It’s the birthday of Sir Richard Francis Burton (1821-1890), explorer, scholar, spy, and hyperpolyglot who wrote more than 40 books about his travels and another 30 books of translations, including the first complete and shockingly accurate English translations of both The Arabian Nights (1884) and The Kama Sutra (1883). He also sported a moustache six inches long and twirlable. Basically, Burton’s life was so fantastically exciting that the rest of us are lichen on a stump by comparison.

Burton was born in Torquay, Devonshire, England, but raised in France and Italy, where he began acquiring the first few of the 25 languages he would eventually master (40 if you count dialects). He studied at Trinity College, Oxford, got kicked out after attending a steeplechase, and went to India as an officer, learning more languages and spying in service of the Crown. Throughout his life, he had issues with colleagues (probably jealous over that moustache) and was often accused of “going native.” His first big journey was a pilgrimage to Mecca, verboten for a non-Muslim. He not only succeeded and wrote about it in Pilgrimage to El-Medinah and Mecca (1855-56) but then became the first European to travel to the forbidden city of Harar in East Africa without being executed. (Yay for not being executed—the best part of any trip.)

The adventures continued unabated. On an expedition to find the source of the Nile, Burton took a javelin through the jaw. He was a supreme fencer, fighter, horseman, linguist. He was a participant-observer, picking up malaria and syphilis along the way, and respected many cultures that most Europeans did not, yet deplored practices like infanticide, slavery, and clitorectomy where he encountered them. He served with the British Foreign Office in places like Fernando Po (off West Africa), Santos, Brazil, and Damascus, but all the anthropological data he collected on things like cannibalism and sexual practices made the Foreign Office eye him as One Weird and Slightly Pornographic Guy. All this time, he wrote book after book, including one about the Mormons of Salt Lake City called City of the Saints (1861).

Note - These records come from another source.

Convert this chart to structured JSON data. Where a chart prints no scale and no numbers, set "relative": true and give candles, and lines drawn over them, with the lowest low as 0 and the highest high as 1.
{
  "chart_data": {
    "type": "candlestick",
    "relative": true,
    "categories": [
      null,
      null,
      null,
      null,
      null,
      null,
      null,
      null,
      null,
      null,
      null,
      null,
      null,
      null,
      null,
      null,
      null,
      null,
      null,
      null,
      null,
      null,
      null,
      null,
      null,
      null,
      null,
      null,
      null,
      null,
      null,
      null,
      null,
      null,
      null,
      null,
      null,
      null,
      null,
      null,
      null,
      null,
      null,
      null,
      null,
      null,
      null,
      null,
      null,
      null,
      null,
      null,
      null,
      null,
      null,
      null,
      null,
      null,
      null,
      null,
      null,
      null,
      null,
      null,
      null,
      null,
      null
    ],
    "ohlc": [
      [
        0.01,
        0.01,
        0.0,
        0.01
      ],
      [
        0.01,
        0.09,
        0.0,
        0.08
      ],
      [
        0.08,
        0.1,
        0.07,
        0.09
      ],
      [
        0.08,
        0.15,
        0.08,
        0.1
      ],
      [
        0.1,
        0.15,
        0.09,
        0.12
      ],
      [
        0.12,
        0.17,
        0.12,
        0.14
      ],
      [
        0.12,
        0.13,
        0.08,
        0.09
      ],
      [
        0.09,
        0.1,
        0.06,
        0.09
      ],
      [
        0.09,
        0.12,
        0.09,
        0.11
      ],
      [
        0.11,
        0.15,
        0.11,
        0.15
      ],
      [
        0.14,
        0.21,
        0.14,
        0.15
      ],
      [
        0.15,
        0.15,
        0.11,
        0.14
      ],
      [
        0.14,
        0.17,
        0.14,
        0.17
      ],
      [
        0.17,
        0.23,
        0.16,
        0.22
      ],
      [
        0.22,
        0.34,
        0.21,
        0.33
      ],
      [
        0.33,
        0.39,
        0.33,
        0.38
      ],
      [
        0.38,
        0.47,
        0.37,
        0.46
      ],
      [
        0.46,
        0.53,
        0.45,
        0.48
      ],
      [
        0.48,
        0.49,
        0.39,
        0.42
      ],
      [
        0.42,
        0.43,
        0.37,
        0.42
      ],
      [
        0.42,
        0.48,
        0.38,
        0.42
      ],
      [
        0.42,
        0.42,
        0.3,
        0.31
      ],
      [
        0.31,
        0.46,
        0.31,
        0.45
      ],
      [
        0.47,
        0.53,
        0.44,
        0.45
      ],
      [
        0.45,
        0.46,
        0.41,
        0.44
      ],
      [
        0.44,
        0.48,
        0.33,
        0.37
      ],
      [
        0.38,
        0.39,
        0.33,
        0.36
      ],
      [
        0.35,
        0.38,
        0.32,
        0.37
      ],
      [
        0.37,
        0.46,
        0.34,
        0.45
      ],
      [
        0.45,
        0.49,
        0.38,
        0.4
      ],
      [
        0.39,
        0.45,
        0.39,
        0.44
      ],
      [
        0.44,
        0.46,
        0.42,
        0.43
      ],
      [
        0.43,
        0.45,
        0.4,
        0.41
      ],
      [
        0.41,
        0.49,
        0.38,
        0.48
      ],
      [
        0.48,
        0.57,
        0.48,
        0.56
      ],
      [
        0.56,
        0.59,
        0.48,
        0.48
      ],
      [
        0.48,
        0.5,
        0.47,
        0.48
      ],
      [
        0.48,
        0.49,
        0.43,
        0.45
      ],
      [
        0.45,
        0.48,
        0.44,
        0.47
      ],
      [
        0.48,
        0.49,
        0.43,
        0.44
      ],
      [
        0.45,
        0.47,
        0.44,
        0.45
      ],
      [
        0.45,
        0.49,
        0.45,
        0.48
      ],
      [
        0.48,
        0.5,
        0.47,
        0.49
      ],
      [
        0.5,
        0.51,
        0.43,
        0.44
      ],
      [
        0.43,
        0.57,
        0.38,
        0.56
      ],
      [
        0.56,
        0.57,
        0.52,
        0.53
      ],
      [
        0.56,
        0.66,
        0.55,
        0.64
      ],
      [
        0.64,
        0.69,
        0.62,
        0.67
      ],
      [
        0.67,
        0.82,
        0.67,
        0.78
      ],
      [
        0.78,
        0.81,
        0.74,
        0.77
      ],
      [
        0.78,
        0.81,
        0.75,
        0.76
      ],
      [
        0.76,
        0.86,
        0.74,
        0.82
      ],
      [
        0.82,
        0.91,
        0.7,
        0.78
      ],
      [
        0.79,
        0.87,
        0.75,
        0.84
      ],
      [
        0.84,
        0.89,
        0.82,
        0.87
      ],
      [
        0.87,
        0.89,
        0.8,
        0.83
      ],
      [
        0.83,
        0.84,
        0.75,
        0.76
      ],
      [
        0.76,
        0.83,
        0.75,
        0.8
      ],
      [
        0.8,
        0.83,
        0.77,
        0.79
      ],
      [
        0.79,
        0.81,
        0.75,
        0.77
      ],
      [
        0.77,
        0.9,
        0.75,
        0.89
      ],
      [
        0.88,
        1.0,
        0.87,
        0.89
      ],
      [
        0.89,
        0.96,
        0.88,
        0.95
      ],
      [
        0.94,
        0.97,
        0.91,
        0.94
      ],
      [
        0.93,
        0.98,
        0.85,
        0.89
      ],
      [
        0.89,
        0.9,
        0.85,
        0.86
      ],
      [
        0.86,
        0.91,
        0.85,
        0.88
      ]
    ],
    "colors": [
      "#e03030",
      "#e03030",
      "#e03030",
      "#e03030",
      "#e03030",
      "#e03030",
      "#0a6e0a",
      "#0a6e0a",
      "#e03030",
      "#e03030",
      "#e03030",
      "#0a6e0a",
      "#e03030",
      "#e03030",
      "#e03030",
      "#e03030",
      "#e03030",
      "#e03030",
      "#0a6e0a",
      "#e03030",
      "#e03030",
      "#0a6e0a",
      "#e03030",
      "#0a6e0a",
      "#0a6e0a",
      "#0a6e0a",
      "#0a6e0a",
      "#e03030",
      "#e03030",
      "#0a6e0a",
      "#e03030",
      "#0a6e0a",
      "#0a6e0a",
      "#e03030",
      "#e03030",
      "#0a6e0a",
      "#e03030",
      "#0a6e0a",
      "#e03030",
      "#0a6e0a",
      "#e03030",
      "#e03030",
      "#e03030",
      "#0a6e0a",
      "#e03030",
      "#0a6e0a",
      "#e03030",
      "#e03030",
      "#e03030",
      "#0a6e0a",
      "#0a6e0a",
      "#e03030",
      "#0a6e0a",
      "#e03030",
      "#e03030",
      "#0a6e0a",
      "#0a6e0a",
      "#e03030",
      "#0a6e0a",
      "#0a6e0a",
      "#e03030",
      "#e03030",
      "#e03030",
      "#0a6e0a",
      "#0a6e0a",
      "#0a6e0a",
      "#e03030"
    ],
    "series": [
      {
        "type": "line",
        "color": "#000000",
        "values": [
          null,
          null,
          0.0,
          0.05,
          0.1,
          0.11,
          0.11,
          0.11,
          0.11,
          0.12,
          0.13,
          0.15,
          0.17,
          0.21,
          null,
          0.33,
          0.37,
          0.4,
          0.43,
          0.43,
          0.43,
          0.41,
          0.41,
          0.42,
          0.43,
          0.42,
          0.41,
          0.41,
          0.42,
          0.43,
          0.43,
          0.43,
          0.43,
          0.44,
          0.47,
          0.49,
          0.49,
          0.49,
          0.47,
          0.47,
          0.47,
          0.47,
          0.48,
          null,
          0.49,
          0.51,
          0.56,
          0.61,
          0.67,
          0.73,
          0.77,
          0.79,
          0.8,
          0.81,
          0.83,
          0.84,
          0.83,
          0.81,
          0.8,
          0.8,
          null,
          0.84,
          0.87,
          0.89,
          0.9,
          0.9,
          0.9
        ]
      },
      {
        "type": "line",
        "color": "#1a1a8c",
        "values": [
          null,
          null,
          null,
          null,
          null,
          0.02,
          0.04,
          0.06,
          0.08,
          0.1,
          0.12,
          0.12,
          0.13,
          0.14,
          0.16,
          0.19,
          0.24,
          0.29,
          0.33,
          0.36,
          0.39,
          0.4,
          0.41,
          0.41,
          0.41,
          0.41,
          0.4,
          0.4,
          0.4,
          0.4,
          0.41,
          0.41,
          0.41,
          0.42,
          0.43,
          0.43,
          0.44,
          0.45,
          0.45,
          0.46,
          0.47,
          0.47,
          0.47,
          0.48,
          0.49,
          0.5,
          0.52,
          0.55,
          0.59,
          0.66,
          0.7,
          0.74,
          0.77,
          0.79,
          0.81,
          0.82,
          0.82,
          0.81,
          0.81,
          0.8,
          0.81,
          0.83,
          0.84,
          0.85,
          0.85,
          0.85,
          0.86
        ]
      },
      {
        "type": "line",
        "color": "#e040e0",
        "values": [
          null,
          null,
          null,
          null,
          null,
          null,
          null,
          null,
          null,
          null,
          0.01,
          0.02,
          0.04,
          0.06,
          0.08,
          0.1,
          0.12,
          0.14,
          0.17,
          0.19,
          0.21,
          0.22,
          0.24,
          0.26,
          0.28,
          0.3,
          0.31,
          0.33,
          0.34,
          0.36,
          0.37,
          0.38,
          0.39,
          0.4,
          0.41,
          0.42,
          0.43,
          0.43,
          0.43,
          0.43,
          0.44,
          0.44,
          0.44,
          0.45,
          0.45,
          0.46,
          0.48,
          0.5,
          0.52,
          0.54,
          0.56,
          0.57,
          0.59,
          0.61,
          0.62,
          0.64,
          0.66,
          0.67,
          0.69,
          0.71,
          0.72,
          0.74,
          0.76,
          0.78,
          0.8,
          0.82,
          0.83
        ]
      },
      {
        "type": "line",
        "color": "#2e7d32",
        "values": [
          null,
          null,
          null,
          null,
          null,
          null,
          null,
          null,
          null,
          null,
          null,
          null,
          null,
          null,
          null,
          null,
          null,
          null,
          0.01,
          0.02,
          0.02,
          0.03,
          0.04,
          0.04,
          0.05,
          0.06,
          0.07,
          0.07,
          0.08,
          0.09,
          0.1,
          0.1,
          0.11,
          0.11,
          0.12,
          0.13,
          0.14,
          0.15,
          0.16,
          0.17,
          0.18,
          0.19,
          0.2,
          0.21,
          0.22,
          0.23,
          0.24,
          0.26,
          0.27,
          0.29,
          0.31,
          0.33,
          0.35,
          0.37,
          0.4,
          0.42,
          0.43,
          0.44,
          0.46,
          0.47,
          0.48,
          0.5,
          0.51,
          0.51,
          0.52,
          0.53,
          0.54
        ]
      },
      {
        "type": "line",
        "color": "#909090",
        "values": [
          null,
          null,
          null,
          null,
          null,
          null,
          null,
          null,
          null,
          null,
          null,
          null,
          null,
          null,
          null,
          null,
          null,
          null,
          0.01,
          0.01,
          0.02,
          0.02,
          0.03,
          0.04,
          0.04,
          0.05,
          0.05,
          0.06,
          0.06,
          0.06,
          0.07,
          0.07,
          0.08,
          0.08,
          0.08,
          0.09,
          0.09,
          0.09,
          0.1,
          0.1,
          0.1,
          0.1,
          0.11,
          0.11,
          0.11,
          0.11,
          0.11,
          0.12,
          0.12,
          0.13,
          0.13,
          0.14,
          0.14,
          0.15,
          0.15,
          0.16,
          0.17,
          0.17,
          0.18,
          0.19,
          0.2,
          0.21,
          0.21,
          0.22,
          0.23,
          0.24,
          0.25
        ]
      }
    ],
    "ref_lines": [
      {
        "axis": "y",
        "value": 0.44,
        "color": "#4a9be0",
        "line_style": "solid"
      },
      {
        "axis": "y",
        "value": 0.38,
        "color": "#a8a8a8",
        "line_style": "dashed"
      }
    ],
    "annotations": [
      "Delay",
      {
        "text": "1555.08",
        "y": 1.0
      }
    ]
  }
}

Burton had married devout Catholic Isabel Arundell in 1861; they never had children, possibly because of that syphilis. At his final post in Trieste, Burton continued writing about everything from Iceland to the African Gold Coast. After Burton’s death, Isabel wrote a biography of her husband presenting him as a faithful, modest, Catholic sort of husband, and she burned 40 years’ worth of his diaries and journals. Historians and biographers are still mad at her.

Have a fantastic Tuesday in this brand-new winter wonderland and stay scrupulously honest to the data.